Apple Inc. hit the market on Thursday, with a four-part bond deal, with an eye to keeping its mega program to return capital to shareholders flowing, after the iPhone maker earlier this week reported blockbuster earnings.

The Cupertino, Calif. company expects to sell the bonds, which mature in seven, 10, 30 and 40 years on Thursday, with proceeds earmarked for general corporate purposes, including to repurchase stock and to pay of dividends, the company said in a public filing.

Apple’s shortest class of seven-year bonds had an initial target spread of about 60 basis points over Treasurys BX:TMUBMUSD10Y, while its longest 40-year class was closer to 115 basis points above the risk free benchmark, according to a person with direct knowledge of the dealings. Bond spreads are the level investors are paid over a risk-free benchmark to compensate for credit risks. Apple did not immediately respond to a request for comment.

“We expect Apple

to use the proceeds for shareholder returns and to a lesser extent debt repayment,” Jordan Chalfin, senior technology analyst at CreditSights, wrote in a Thursday note.

“The company has $72 billion net cash as of the most recent quarter and has a long-standing goal to reach net cash neutral over time.”

Chief Executive Tim Cook on Tuesday said Apple already returned $29 billion to shareholders in the June quarter, during the company’s earnings call. The shareholder rewards were split between $3.8 billion in dividend payments and $17.5 billion in stock repurchases.

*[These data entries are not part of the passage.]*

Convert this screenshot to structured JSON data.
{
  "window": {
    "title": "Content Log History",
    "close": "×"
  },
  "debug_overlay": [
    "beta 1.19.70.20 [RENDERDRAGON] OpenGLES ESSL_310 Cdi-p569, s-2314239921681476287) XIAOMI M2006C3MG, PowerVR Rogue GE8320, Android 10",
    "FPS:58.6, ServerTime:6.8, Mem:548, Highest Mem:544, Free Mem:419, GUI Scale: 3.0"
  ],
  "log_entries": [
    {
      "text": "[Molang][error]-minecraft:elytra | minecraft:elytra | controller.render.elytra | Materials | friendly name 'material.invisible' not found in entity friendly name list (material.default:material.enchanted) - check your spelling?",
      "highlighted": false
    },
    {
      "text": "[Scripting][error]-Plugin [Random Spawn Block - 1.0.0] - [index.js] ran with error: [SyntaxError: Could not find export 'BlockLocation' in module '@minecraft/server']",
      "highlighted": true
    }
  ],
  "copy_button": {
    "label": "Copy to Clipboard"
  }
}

During the call, the company also said the board of directors approved a cash dividend of $0.22 per share on Aug. 12.

Thursday’s new debt financing comes after Apple posted fiscal third-quarter net income of $21.74 billion, nearly double from a year ago, and a huge $5 billion surprise revenue beat for its iPhone business.

But like other technology giants reporting results this week, it also projected a growth slowdown in the remainder of 2021.

Google-parent Alphabet

and other technology giants were also this week outlining policies for staff involving a more protracted return to offices or tighter masking requirements, in light of the delta variant that’s led to a rise in COVID-19 cases and hospitalizations.

Read: Silicon Valley is hardening line on returning to work — it’s fully vaccinated or bust

Apple, Microsoft

and Facebook

dominate the S&P 500 index
with a combined 23% share of the index as of Friday.

The Dow Jones Industrial Average

and S&P 500 both touched intraday all-time highs Thursday, as the stock market focused on mostly robust quarterly results and put COVID and growth concerns on the back burner.

For its part, Apple reimplemented mask requirements at more than half of its U.S. retail stores for employees and customers, regardless of their vaccination status. It previously pushed back its plans to recall workers to its corporate offices by at least a month, but now also told employees that masks must be worn in its office buildings, even by the vaccinated.

The Centers for Disease Control and Prevention this week also reversed its more liberal masking guidance from May, now recommending that even fully vaccinated people wear masks in areas with “substantial and high transmission” of COVID-19, as well as in K-12 schools.